Así, creo que esa consideración bastante elemental puede explicar muy bien las impasses de la estadística. Cada vez que voy a los Estados Unidos hay preguntas sobre las cifras de curación, los norteamericanos han hecho muchos esfuerzos costosos para evaluar el resultado de la cura psicoanalítica, y las cifras nunca caen bien, no sirven, porque los criterios de la curación en análisis son subjetivos, dependen de la palabra del sujeto, y el hecho mismo de la transferencia hace esa evaluación difícil a tal punto que si uno se pregunta de qué puede curar el psicoanálisis, qué es la curación que realmente un análisis puede probar, puede ser la curación la transferencia analítica misma, y a menudo, dejar de ver al analista es ya curarse del analista como enfermedad.
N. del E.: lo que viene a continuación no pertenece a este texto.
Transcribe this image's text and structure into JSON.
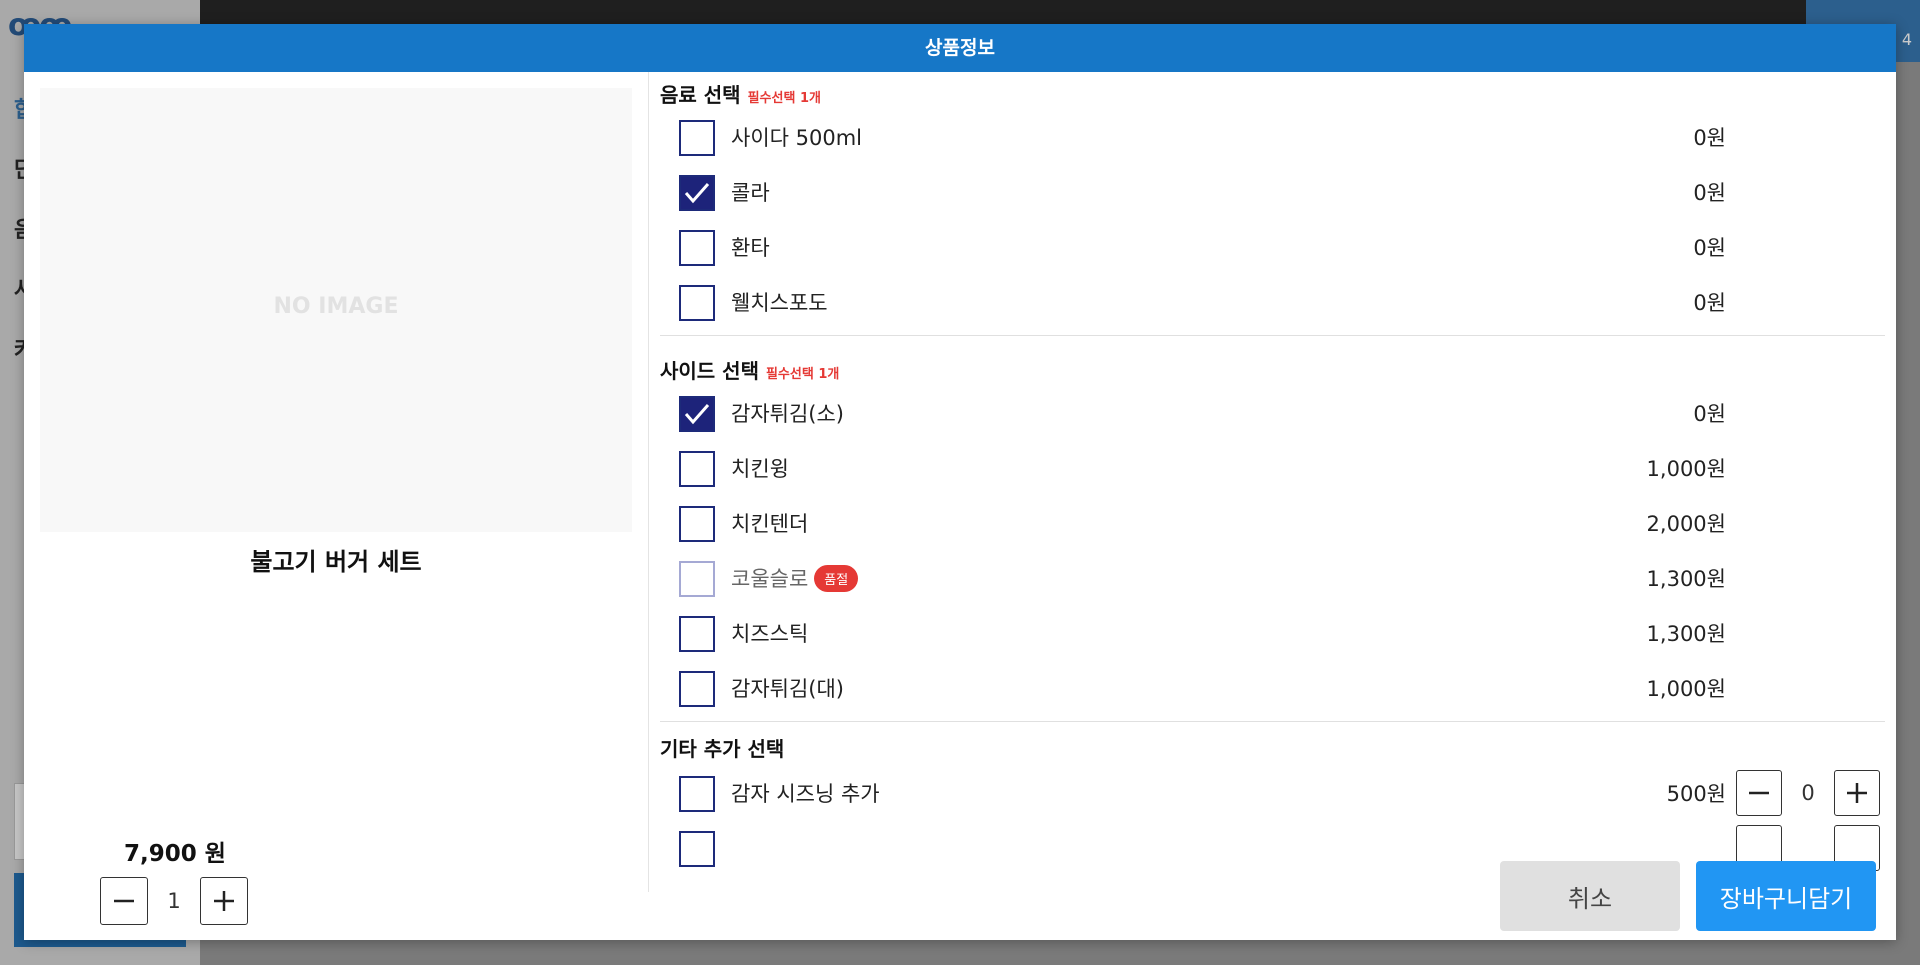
{
  "background": {
    "logo": "ꝏꝏ",
    "nav_items": [
      "합",
      "단",
      "음",
      "사",
      "커"
    ],
    "corner": "4"
  },
  "modal": {
    "title": "상품정보",
    "image_placeholder": "NO IMAGE",
    "product_name": "불고기 버거 세트",
    "product_price": "7,900 원",
    "quantity": "1",
    "cancel_label": "취소",
    "cart_label": "장바구니담기"
  },
  "groups": [
    {
      "title": "음료 선택",
      "required": "필수선택 1개",
      "options": [
        {
          "name": "사이다 500ml",
          "price": "0원",
          "checked": false
        },
        {
          "name": "콜라",
          "price": "0원",
          "checked": true
        },
        {
          "name": "환타",
          "price": "0원",
          "checked": false
        },
        {
          "name": "웰치스포도",
          "price": "0원",
          "checked": false
        }
      ]
    },
    {
      "title": "사이드 선택",
      "required": "필수선택 1개",
      "options": [
        {
          "name": "감자튀김(소)",
          "price": "0원",
          "checked": true
        },
        {
          "name": "치킨윙",
          "price": "1,000원",
          "checked": false
        },
        {
          "name": "치킨텐더",
          "price": "2,000원",
          "checked": false
        },
        {
          "name": "코울슬로",
          "price": "1,300원",
          "checked": false,
          "soldout": "품절"
        },
        {
          "name": "치즈스틱",
          "price": "1,300원",
          "checked": false
        },
        {
          "name": "감자튀김(대)",
          "price": "1,000원",
          "checked": false
        }
      ]
    },
    {
      "title": "기타 추가 선택",
      "required": "",
      "options": [
        {
          "name": "감자 시즈닝 추가",
          "price": "500원",
          "checked": false,
          "qty": "0"
        },
        {
          "name": "",
          "price": "",
          "checked": false,
          "qty": ""
        }
      ]
    }
  ]
}
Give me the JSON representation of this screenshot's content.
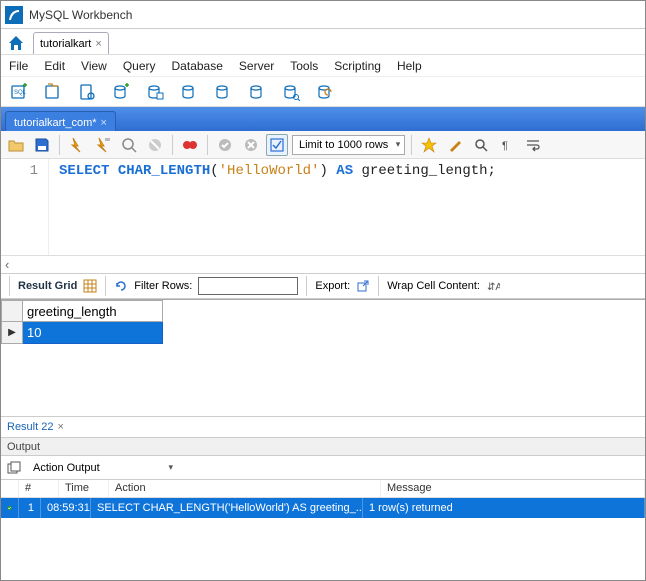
{
  "window": {
    "title": "MySQL Workbench"
  },
  "connection_tab": {
    "label": "tutorialkart"
  },
  "menu": {
    "items": [
      "File",
      "Edit",
      "View",
      "Query",
      "Database",
      "Server",
      "Tools",
      "Scripting",
      "Help"
    ]
  },
  "query_tab": {
    "label": "tutorialkart_com*"
  },
  "editor_toolbar": {
    "limit_label": "Limit to 1000 rows"
  },
  "code": {
    "line_no": "1",
    "tokens": {
      "select": "SELECT",
      "char_length": "CHAR_LENGTH",
      "open": "(",
      "str": "'HelloWorld'",
      "close": ")",
      "as": "AS",
      "alias": "greeting_length",
      "semi": ";"
    }
  },
  "result_toolbar": {
    "label": "Result Grid",
    "filter_label": "Filter Rows:",
    "export_label": "Export:",
    "wrap_label": "Wrap Cell Content:"
  },
  "grid": {
    "columns": [
      "greeting_length"
    ],
    "rows": [
      {
        "greeting_length": "10"
      }
    ]
  },
  "result_tab": {
    "label": "Result 22"
  },
  "output": {
    "header": "Output",
    "selector": "Action Output",
    "columns": {
      "num": "#",
      "time": "Time",
      "action": "Action",
      "message": "Message"
    },
    "rows": [
      {
        "num": "1",
        "time": "08:59:31",
        "action": "SELECT CHAR_LENGTH('HelloWorld') AS greeting_...",
        "message": "1 row(s) returned"
      }
    ]
  }
}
De tal manera que eso conduce quizás a pensar que no hay otra finalidad en un análisis, ni otro fundamento de la curación analítica, sino una satisfacción; que el análisis se termina cuando ha producido en el sujeto una satisfacción, que se satisface de lo que ha ocurrido. Esta satisfacción depende de la confesión, del consentimiento del sujeto; es difícil pensar un bienestar, una felicidad que no incluyera el cuerpo del sujeto mismo. Difícilmente se puede pensar que otro puede decir: «Tú eres feliz» cuando el sujeto dice lo contrario; ahí es difícil pensar una objetividad de la felicidad. Así, eso hace ya de la ética del psicoanálisis quizás un hedonismo y eso se traduciría —y ha sido traducido— como un amoralismo psicoanalítico, lo que en el momento de la emergencia del psicoanálisis parecía parte integrante de éste.


Jacques-Alain Miller: Conferencias porteñas, Paidós, Buenos Aires, 2009, Tomo I, página 253.